Aber mir kam eine Idee. Ich öffnete den Chat mir Alex, der nur als „Bruderherz“ eingespeichert war und fing augenblicklich an zu zittern, als ich das Memo und die drei Worte sah.

Ich tippte auf das untere Fenster, um etwas schreiben zu können.

„Hey Alex…wie kannst du das tun? Wie kannst du mich einfach alleine lassen? Ich konnte nicht mal mehr in den Spiegel sehen, ohne an dich denken zu müssen…vllt. sagst du das ist doch nicht schlecht, wenn ich in ihrem Herzen bleibe, aber ich konnte das nicht! Du weißt nicht, was du mir damit angetan hast, als du mir das Memo geschickt hast, oder heute bei der Beerdigung…das erste Mal habe ich nichts gegen meine Gefühle tun können…sie haben mich einfach überfallen…ich komme mir im Nachhinein so dämlich vor…aber es tut weh zu wissen, dass man dich nicht zurück holen kann…nicht mal verabschieden konnte ich mich! Und jetzt sehen wir uns nie wieder…das schmerzt so sehr…Alex, es schmerzt so verdammt doll! Innerlich hoffe ich immer noch, dass ich aufwache, das alles nur ein grausamer Albtraum war…aber mein Gehirn hat längst begriffen, dass es das nicht ist…! Ich vermisse dich Brüderchen…ich halte das kaum aus in Momenten, wie diesen…wo mich einfach alles an dich erinnert…aber am schlimmsten war es vorhin am Grab…ich war nicht mehr fähig irgendetwas zu tun…! Ich liebe dich und werde dich nie vergessen, Alex!“

Ich schickte den Text ab und schaltete das W-LAN ab, genauso wie mein Handy. So, als wollte ich nicht Gefahr laufen, dass er antwortete, was natürlich nicht möglich war…
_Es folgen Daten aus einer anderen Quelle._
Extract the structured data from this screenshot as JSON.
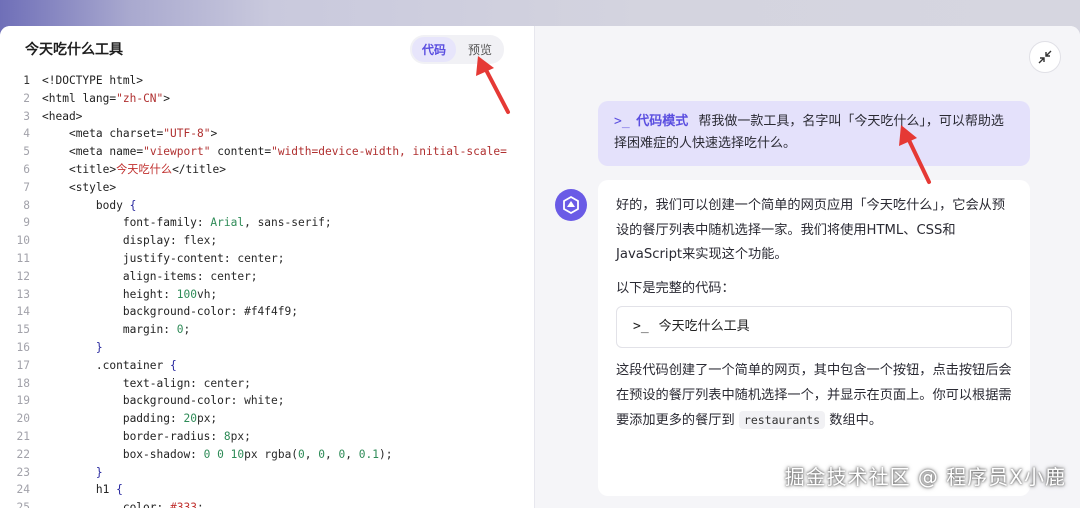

Ich trat vor den Spiegel. Shit…meine Wimperntusche war mit den Tränen an meinen Wangen hinunter gelaufen, dementsprechend waren sie nun ziemlich schwarz…außerdem waren meine Augen angeschwollen und rot, kurz…ich sah aus wie ein Zombie.

Ich schloss meine Augen und lehnte meinen Kopf an das kühle Spiegelglas.

Wie sollte ich die nächsten Tage, Wochen, Monate, Jahre überstehen? Aber noch schlimmer…wie die nächsten Sekunden, Minuten, Stunden? Wie sollte das funktionieren?

Ein Teil meiner Familie fehlte…nicht nur ein Teil…der Teil, der immer zu mir gestanden hatte, der Teil, der immer für mich da gewesen war und mich immer unterstützt, mir in jeder Situation geholfen und mir beigestanden hatte. Mein Bruder, mein Freund…

Ich entfernte mich von dem Spiegel, indem ich meine Augen öffnete, tief Luft holte, einen kleinen Schritt nach hinten tat und meinem Spiegelbild den Mittelfinger entgegen streckte, was bewirkte, dass dieses mir nach tat.

Irgendwie erfüllte mich der Gedanke daran, dass dieses dämliche Spiegelbild meiner selbst, immer exakt das tat, was ich selbst tat, mit einer leichten Genugtuung, die genauso schnell verblasste, wie sie gekommen war.

Ich entschied mich, hinunter zu meinen Eltern zu gehen…ihr Sohn war schließlich gestorben…

Das Bild, welches sich mir bot, hätte ich am liebsten aus meinem Gedächtnis verbannt…keine Eltern saßen dort…eher eine Art Zombies…ja, so konnte man das guten Gewissens bezeichnen.

Rot unterlaufene, dick angeschwollene Augen, dazu kamen bei meiner Mutter schwarze Wimperntusche und lange Haare die ihr im Gesicht klebten. Beide sahen so aus, als wären sie seelisch genauso tot wie Alex es war.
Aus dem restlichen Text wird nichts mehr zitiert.